Hugging Face besitzt bereits ein Werkzeug namens LogitNormalization, das dies tut, aber es ist standardmäßig ausgeschaltet und läuft nach dem Penalty. Das Paper schlägt vor, dass man, wenn man es einschaltet und es vor dem Penalty ausführt, ein stabiles, zuverlässiges Ergebnis erhält, das auf jedem Modell auf die gleiche Weise funktioniert.
Das Fazit
Der „multiplikative Repetitions-Penalty“, der derzeit in fast jeder KI-Engine ausgeliefert wird, ist grundlegend fehlerhaft, da er auf einer Zahlenlinie basiert, die sich verschieben kann. Er ist kein universeller Regler; er ist ein kaputter Drehknopf, der auf jeder Maschine andere Ergebnisse liefert.
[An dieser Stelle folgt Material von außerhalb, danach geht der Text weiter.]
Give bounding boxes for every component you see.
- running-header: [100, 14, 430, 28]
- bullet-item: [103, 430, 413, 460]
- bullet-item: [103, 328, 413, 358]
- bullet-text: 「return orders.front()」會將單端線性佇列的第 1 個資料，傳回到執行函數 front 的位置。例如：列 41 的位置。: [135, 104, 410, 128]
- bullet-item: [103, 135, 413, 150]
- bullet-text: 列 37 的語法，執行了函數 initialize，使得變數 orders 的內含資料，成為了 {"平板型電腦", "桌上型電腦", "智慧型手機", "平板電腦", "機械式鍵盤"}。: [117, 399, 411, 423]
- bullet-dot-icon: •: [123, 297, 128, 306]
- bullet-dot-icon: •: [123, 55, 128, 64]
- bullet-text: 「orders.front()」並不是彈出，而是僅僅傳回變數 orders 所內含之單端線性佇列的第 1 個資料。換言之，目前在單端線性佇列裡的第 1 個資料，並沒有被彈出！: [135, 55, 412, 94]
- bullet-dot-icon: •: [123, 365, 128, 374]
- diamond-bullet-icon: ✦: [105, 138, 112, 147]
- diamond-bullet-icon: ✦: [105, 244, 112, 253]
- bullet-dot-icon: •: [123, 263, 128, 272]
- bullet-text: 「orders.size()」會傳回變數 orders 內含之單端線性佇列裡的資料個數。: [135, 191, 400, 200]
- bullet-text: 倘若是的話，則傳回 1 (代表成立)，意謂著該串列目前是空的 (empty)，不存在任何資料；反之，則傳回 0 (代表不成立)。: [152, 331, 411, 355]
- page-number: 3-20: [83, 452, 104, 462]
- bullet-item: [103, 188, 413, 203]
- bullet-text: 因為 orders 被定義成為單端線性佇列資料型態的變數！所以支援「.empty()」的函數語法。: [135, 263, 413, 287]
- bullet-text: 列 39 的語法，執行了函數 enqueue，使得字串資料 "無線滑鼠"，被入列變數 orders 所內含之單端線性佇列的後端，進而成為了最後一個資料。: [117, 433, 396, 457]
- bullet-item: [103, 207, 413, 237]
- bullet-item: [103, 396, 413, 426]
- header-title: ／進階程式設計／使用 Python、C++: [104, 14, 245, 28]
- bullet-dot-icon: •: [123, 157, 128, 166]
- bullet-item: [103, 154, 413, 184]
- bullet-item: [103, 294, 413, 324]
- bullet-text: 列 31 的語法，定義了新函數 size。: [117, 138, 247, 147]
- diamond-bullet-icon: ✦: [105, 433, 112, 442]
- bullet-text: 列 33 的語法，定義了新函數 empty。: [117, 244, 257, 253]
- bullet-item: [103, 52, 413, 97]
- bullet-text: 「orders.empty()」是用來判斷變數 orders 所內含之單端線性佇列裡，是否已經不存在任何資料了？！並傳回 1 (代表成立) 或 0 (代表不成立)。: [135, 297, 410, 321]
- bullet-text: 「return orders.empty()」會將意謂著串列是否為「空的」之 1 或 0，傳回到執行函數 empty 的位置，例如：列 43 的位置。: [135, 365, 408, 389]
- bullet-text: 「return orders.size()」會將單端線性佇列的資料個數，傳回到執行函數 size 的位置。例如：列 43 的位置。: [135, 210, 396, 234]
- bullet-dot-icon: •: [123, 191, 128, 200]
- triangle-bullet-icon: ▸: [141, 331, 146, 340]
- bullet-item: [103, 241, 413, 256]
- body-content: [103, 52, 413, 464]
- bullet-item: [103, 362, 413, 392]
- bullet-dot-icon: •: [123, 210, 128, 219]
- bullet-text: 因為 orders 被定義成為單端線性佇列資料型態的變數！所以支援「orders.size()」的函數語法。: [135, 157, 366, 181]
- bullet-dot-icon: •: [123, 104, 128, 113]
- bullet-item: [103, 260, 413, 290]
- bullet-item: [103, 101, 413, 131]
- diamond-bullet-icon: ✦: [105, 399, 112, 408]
- Was er tut: Er verursacht massive, unvorhersehbare Änderungen in dem, was die KI schreibt (Änderung von 58–96 % der Entscheidungen) und zerstört strukturierte Formate wie JSON (Abfall der Gültigkeit von 97 % auf 23 %).
- Was er nicht ist: Er ist kein Feature; er ist ein Bug, der seit Jahren in der gesamten Branche kopiert wird.
- Die Lösung: Normalisieren Sie zuerst die Zahlen. Dies entfernt das Problem der verschiebbaren Landkarte und sorgt dafür, dass der Penalty konsistent funktioniert, egal welchen Roboter Sie verwenden.
Die Autoren haben dies über mehrere Modelle und Software-Stacks hinweg gemessen, und die Ergebnisse sind eindeutig: Der aktuelle Standard ist kaputt, und die Lösung ist bereit zum Einsatz.